Los enormes cambios a los que asistimos en nuestras sociedades y en la Iglesia generan una ansiedad en la búsqueda de respuestas, y es esa misma ansiedad la que nos dificulta aún más encontrar los caminos que buscamos. En la confusión, no tomamos conciencia de una verdad que debería estar muy clara en cualquier corazón creyente: la fe, cuando es madura y adulta, no elimina las preguntas, en ocasiones las multiplica; lo que la fe hace es enseñarnos a vivir con ellas, enseñarnos a convivir con ese misterio que llamamos Dios y con el misterio de su voluntad, para nosotros insondable. En esa espesa noche de preguntas sin respuestas la fe no sirve para adquirir certezas y seguridades sino para “vivir las preguntas” y crecer con ellas.

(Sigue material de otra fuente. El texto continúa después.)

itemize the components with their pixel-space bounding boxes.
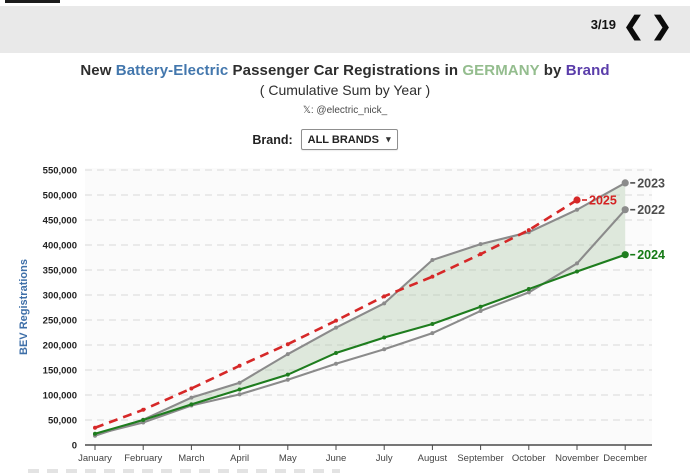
data-point-2024 xyxy=(382,335,387,340)
plot-area xyxy=(85,168,652,445)
series-end-label-2022: 2022 xyxy=(637,203,665,217)
x-tick-label: December xyxy=(603,453,647,464)
data-point-2024 xyxy=(285,372,290,377)
data-point-2023 xyxy=(621,179,629,187)
data-point-2024 xyxy=(526,287,531,292)
title-part-battery-electric: Battery-Electric xyxy=(115,62,229,79)
series-line-2023 xyxy=(94,181,626,437)
previous-page-icon[interactable]: ❮ xyxy=(623,12,644,40)
data-point-2022 xyxy=(382,347,387,352)
x-tick-label: January xyxy=(78,453,112,464)
data-point-2025 xyxy=(334,318,338,323)
x-tick-label: February xyxy=(124,453,162,464)
bev-registrations-chart: 0 50,000 100,000 150,000 200,000 250,000 300,0… xyxy=(18,166,665,465)
page-title: New Battery-Electric Passenger Car Regis… xyxy=(0,62,690,79)
brand-dropdown[interactable]: ALL BRANDS ▾ xyxy=(300,129,398,150)
y-axis-title: BEV Registrations xyxy=(18,259,30,355)
data-point-2025 xyxy=(526,228,531,233)
y-tick-label: 150,000 xyxy=(43,366,77,377)
page-subtitle: ( Cumulative Sum by Year ) xyxy=(259,82,431,98)
title-part-germany: GERMANY xyxy=(462,62,540,79)
data-point-2024 xyxy=(189,402,194,407)
data-point-2024 xyxy=(334,350,338,355)
series-end-label-2025: 2025 xyxy=(589,194,617,208)
data-point-2022 xyxy=(285,377,290,382)
series-end-label-2023: 2023 xyxy=(637,176,665,190)
x-tick-label: May xyxy=(279,453,297,464)
next-page-icon[interactable]: ❯ xyxy=(651,12,672,40)
data-point-2024 xyxy=(430,322,435,327)
author-handle: 𝕏: @electric_nick_ xyxy=(302,105,388,116)
data-point-2023 xyxy=(189,395,194,400)
y-tick-label: 300,000 xyxy=(43,291,77,302)
clipped-source-line xyxy=(28,469,340,473)
data-point-2022 xyxy=(526,290,531,295)
title-part-brand: Brand xyxy=(565,62,610,79)
y-tick-label: 200,000 xyxy=(43,341,77,352)
data-point-2023 xyxy=(334,325,338,330)
brand-dropdown-label: Brand: xyxy=(252,132,293,147)
y-tick-label: 450,000 xyxy=(43,216,77,227)
data-point-2024 xyxy=(93,431,97,436)
series-line-2024 xyxy=(94,253,626,435)
top-left-divider xyxy=(5,0,60,3)
data-point-2024 xyxy=(237,387,242,392)
data-point-2022 xyxy=(621,206,629,214)
data-point-2023 xyxy=(478,242,483,247)
data-point-2023 xyxy=(237,380,242,385)
page-indicator: 3/19 xyxy=(590,17,616,32)
data-point-2025 xyxy=(237,363,242,368)
x-tick-label: September xyxy=(457,453,503,464)
data-point-2024 xyxy=(575,269,579,274)
data-point-2025 xyxy=(382,294,387,299)
x-tick-label: October xyxy=(512,453,546,464)
data-point-2025 xyxy=(285,342,290,347)
x-tick-label: March xyxy=(178,453,204,464)
data-point-2022 xyxy=(237,392,242,397)
y-tick-label: 250,000 xyxy=(43,316,77,327)
series-end-label-2024: 2024 xyxy=(637,248,665,262)
data-point-2025 xyxy=(430,274,435,279)
data-point-2023 xyxy=(285,352,290,357)
chevron-down-icon: ▾ xyxy=(386,134,391,144)
brand-dropdown-value: ALL BRANDS xyxy=(307,133,379,146)
fill-between-region xyxy=(95,182,626,436)
y-tick-label: 0 xyxy=(72,441,77,452)
x-tick-label: April xyxy=(230,453,249,464)
y-tick-label: 50,000 xyxy=(48,416,77,427)
y-tick-label: 100,000 xyxy=(43,391,77,402)
x-tick-label: July xyxy=(376,453,393,464)
top-navigation-bar: 3/19 ❮ ❯ xyxy=(0,6,690,53)
data-point-2022 xyxy=(478,308,483,313)
y-tick-label: 550,000 xyxy=(43,166,77,177)
data-point-2024 xyxy=(141,418,146,422)
series-line-2022 xyxy=(94,208,626,436)
data-point-2022 xyxy=(334,361,338,366)
data-point-2022 xyxy=(430,331,435,336)
data-point-2024 xyxy=(621,251,629,259)
data-point-2025 xyxy=(573,196,581,204)
data-point-2024 xyxy=(478,304,483,309)
title-part: by xyxy=(539,62,566,79)
data-point-2023 xyxy=(382,301,387,306)
x-tick-label: August xyxy=(418,453,448,464)
data-point-2025 xyxy=(189,386,194,391)
y-tick-label: 350,000 xyxy=(43,266,77,277)
data-point-2022 xyxy=(575,261,579,266)
x-tick-label: November xyxy=(555,453,599,464)
brand-filter-row: Brand: ALL BRANDS ▾ xyxy=(0,129,690,150)
x-tick-label: June xyxy=(326,453,347,464)
data-point-2025 xyxy=(478,252,483,257)
data-point-2025 xyxy=(141,407,146,412)
y-tick-label: 500,000 xyxy=(43,191,77,202)
title-part: New xyxy=(80,62,116,79)
title-part: Passenger Car Registrations in xyxy=(228,62,463,79)
y-tick-label: 400,000 xyxy=(43,241,77,252)
data-point-2023 xyxy=(430,258,435,262)
data-point-2023 xyxy=(575,207,579,212)
data-point-2025 xyxy=(93,425,97,430)
chart-header: New Battery-Electric Passenger Car Regis… xyxy=(0,62,690,116)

Una fe superficial, que se ha quedado en el plano de la religiosidad reducida a una relación con Dios en la que es difícil distinguir si hablamos de fe o de supersticiones, es una fe que se siente muy amenazada en los tiempos que corren. Una fe que se reduce a una moral que se intenta vivir o a una ideología que se intenta imponer, es una fe que difícilmente resista a los embates de los cambios que sacuden al mundo y a la Iglesia. Lo más probable es que ese tipo de fe, ante los cambios se vaya endureciendo y se radicalice, probablemente se enceguezca repitiendo lo que ya sabe, lo que cree que es “seguro”.

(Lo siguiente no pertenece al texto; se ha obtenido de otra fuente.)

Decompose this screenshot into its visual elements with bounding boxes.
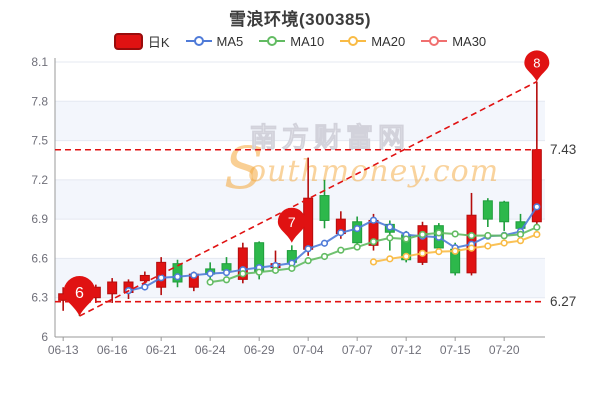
svg-text:6: 6 bbox=[41, 330, 48, 344]
svg-text:06-13: 06-13 bbox=[48, 343, 79, 357]
line-legend-icon bbox=[259, 36, 286, 46]
legend-label: MA20 bbox=[371, 33, 406, 49]
legend-item-ma20[interactable]: MA20 bbox=[340, 34, 405, 49]
candle-07-13 bbox=[417, 221, 428, 265]
svg-text:06-29: 06-29 bbox=[244, 343, 275, 357]
trend-line bbox=[79, 80, 538, 317]
candle-07-20 bbox=[499, 200, 510, 231]
line-legend-icon bbox=[185, 36, 212, 46]
reference-line-7.43: 7.43 bbox=[55, 142, 576, 157]
legend-item-ma5[interactable]: MA5 bbox=[185, 33, 244, 49]
svg-text:8.1: 8.1 bbox=[31, 55, 48, 69]
line-legend-icon bbox=[340, 36, 367, 46]
svg-text:6.9: 6.9 bbox=[31, 212, 48, 226]
marker-pin-label: 7 bbox=[288, 214, 296, 230]
marker-pin-8: 8 bbox=[524, 50, 550, 82]
reference-value-label: 6.27 bbox=[550, 294, 576, 309]
svg-text:07-15: 07-15 bbox=[440, 343, 471, 357]
svg-text:7.2: 7.2 bbox=[31, 173, 48, 187]
svg-text:6.3: 6.3 bbox=[31, 291, 48, 305]
legend-item-daily-k[interactable]: 日K bbox=[113, 32, 170, 51]
legend-item-ma10[interactable]: MA10 bbox=[259, 34, 324, 49]
page-title: 雪浪环境(300385) bbox=[228, 10, 372, 29]
reference-line-6.27: 6.27 bbox=[55, 294, 576, 309]
candlestick-legend-icon bbox=[113, 32, 143, 50]
ma20-line bbox=[369, 230, 541, 266]
marker-pin-7: 7 bbox=[277, 207, 306, 243]
marker-pin-label: 8 bbox=[533, 56, 540, 71]
svg-text:07-20: 07-20 bbox=[489, 343, 520, 357]
marker-pin-label: 6 bbox=[75, 285, 84, 302]
svg-text:07-12: 07-12 bbox=[391, 343, 422, 357]
svg-text:S: S bbox=[224, 134, 264, 202]
svg-text:南方财富网: 南方财富网 bbox=[250, 122, 410, 153]
legend-label: 日K bbox=[147, 34, 170, 50]
svg-text:07-04: 07-04 bbox=[293, 343, 324, 357]
x-axis-labels: 06-13 06-16 06-21 06-24 06-29 07-04 07-07 07-12… bbox=[48, 337, 520, 357]
ma10-line bbox=[206, 223, 541, 286]
y-axis-labels: 6 6.3 6.6 6.9 7.2 7.5 7.8 8.1 bbox=[31, 55, 48, 344]
chart-legend: 日K MA5 MA10 MA20 MA30 bbox=[0, 31, 600, 51]
gridlines bbox=[55, 61, 545, 299]
svg-text:7.8: 7.8 bbox=[31, 94, 48, 108]
svg-text:outhmoney.com: outhmoney.com bbox=[248, 154, 499, 189]
axes bbox=[54, 58, 545, 338]
candle-06-16 bbox=[107, 278, 118, 303]
svg-text:06-21: 06-21 bbox=[146, 343, 177, 357]
reference-value-label: 7.43 bbox=[550, 142, 576, 157]
svg-text:7.5: 7.5 bbox=[31, 134, 48, 148]
svg-text:06-16: 06-16 bbox=[97, 343, 128, 357]
candle-07-19 bbox=[482, 198, 493, 227]
line-legend-icon bbox=[421, 36, 448, 46]
svg-text:07-07: 07-07 bbox=[342, 343, 373, 357]
legend-label: MA10 bbox=[290, 33, 325, 49]
legend-label: MA5 bbox=[216, 33, 244, 49]
legend-item-ma30[interactable]: MA30 bbox=[421, 34, 486, 49]
svg-text:6.6: 6.6 bbox=[31, 251, 48, 265]
marker-pin-6: 6 bbox=[63, 276, 96, 317]
svg-text:06-24: 06-24 bbox=[195, 343, 226, 357]
candle-07-05 bbox=[319, 179, 330, 229]
legend-label: MA30 bbox=[452, 33, 487, 49]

No es lo mismo tener fe en Jesús que “practicar una religión”, aunque en esa religión se nombre a Jesús a cada momento. Los primeros discípulos creían en Jesús, estaban fascinados con su persona y su mensaje; por él abandonaron sus familias, sus vidas, la religión de sus padres y se lanzaron a una aventura de locos que cambió el mundo para siempre. Las preguntas se amontonarían en sus corazones y más de una vez Pedro habrá recordado aquella frase de Jesús en la última cena: «No puedes comprender ahora lo que estoy haciendo, pero después lo comprenderás» (Jn. 13,7). Desde los primeros momentos para un cristiano “creer” fue navegar en un océano de preguntas.

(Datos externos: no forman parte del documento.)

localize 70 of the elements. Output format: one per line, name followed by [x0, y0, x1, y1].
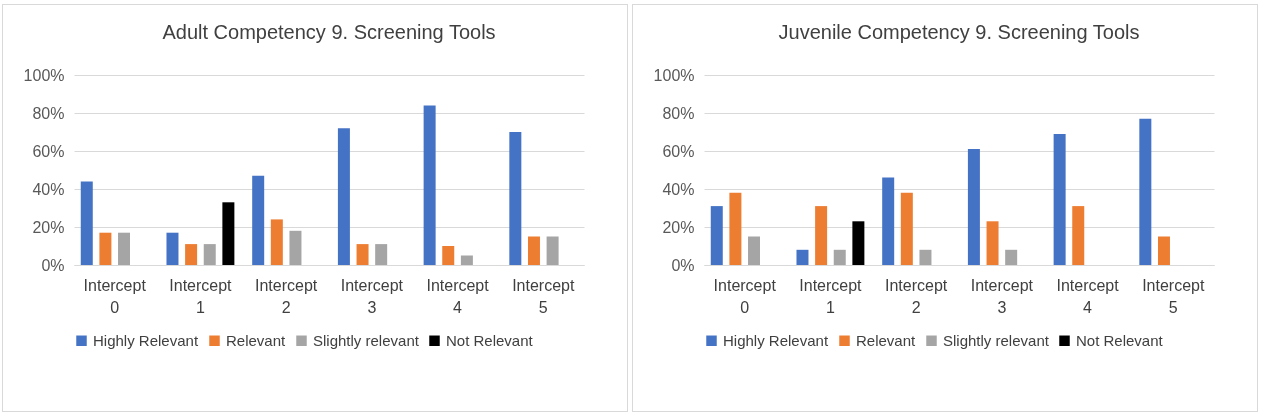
x-tick-label: Intercept 1	[799, 276, 863, 316]
y-tick-label: 80%	[662, 104, 695, 122]
bar	[882, 177, 895, 265]
bar	[546, 236, 559, 265]
bar	[710, 206, 723, 265]
x-tick-label: Intercept 2	[885, 276, 948, 316]
y-tick-label: 20%	[662, 218, 695, 236]
bar	[729, 192, 742, 265]
legend-label: Slightly relevant	[313, 331, 420, 349]
bar	[527, 236, 540, 265]
bar	[203, 244, 216, 265]
legend-label: Relevant	[856, 331, 917, 349]
bar	[748, 236, 761, 265]
x-tick-label: Intercept 0	[83, 276, 147, 316]
y-tick-label: 40%	[662, 180, 695, 198]
bar	[833, 249, 846, 265]
legend-label: Relevant	[226, 331, 287, 349]
y-tick-label: 40%	[32, 180, 65, 198]
y-tick-label: 100%	[23, 66, 65, 84]
legend-label: Not Relevant	[1076, 331, 1164, 349]
x-tick-label: Intercept 5	[1142, 276, 1205, 316]
bar	[442, 246, 455, 265]
legend-label: Highly Relevant	[723, 331, 829, 349]
bar	[509, 132, 522, 265]
x-tick-label: Intercept 3	[340, 276, 404, 316]
legend-label: Slightly relevant	[943, 331, 1050, 349]
bar	[356, 244, 369, 265]
bar	[1053, 133, 1066, 265]
bar	[375, 244, 388, 265]
chart-title: Adult Competency 9. Screening Tools	[162, 21, 496, 43]
bar	[80, 181, 93, 265]
legend-label: Highly Relevant	[93, 331, 199, 349]
legend-label: Not Relevant	[446, 331, 534, 349]
x-tick-label: Intercept 0	[713, 276, 777, 316]
x-tick-label: Intercept 4	[1056, 276, 1120, 316]
bar	[900, 192, 913, 265]
y-tick-label: 100%	[653, 66, 695, 84]
x-tick-label: Intercept 1	[169, 276, 233, 316]
bar	[852, 221, 865, 265]
y-tick-label: 60%	[662, 142, 695, 160]
bar	[1139, 118, 1152, 265]
bar	[986, 221, 999, 265]
x-tick-label: Intercept 4	[426, 276, 490, 316]
bar	[423, 105, 436, 265]
chart-title: Juvenile Competency 9. Screening Tools	[778, 21, 1140, 43]
bar	[815, 206, 828, 265]
bar	[118, 232, 131, 265]
y-tick-label: 20%	[32, 218, 65, 236]
bar	[1005, 249, 1018, 265]
y-tick-label: 80%	[32, 104, 65, 122]
bar	[166, 232, 179, 265]
bar	[796, 249, 809, 265]
bar	[337, 128, 350, 265]
bar	[1157, 236, 1170, 265]
y-tick-label: 0%	[41, 256, 65, 274]
y-tick-label: 60%	[32, 142, 65, 160]
bar	[222, 202, 235, 265]
bar	[1072, 206, 1085, 265]
bar	[289, 230, 302, 265]
bar	[967, 149, 980, 265]
bar	[919, 249, 932, 265]
y-tick-label: 0%	[671, 256, 695, 274]
bar	[460, 255, 473, 265]
bar	[99, 232, 112, 265]
x-tick-label: Intercept 5	[512, 276, 575, 316]
x-tick-label: Intercept 2	[255, 276, 318, 316]
bar	[185, 244, 198, 265]
bar	[252, 175, 265, 265]
x-tick-label: Intercept 3	[970, 276, 1034, 316]
bar	[270, 219, 283, 265]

En el libro de los Hechos de los Apóstoles, y en las cartas de Pablo, podemos descubrir la riqueza y la intensidad de la vida de este inmenso “apóstol de los gentiles”, que llevó la fe a todos los rincones del mundo conocido de entonces. Sin embargo, poco antes de morir Pablo no se alegra de esa heroica tarea realizada entre todo tipo de incomprensiones y peligros, su alegría es otra: “el momento de mi partida se aproxima: he peleado hasta el fin el buen combate, concluí mi carrera, conservé la fe”. (2 Tim 4,6) ¡De lo que se alegra es de haber conservado la fe! Se alegra de seguir creyendo en Jesús, de haber apostado toda su vida en el seguimiento del Maestro, esa es su alegría, no lo que hizo sino lo que creyó.
Así es la fe que recibimos de nuestros mayores. No quizás la que recibimos de quienes enseñaron en la Iglesia en estos últimos tiempos, cuando se presentó a la fe como un inexpugnable castillo en medio de un mundo en zozobra, esa es la fe que ahora se siente amenazada y angustiada. La fe de los grandes santos no es esa sino la que expresó en una frase Job y que más cerca nuestro repetiría Santa Teresita de Lisieux: “aunque me matara creería en él”. Así es la fe de esos grandes hombres y mujeres que supieron “amar las preguntas”. A esa fe estamos invitados.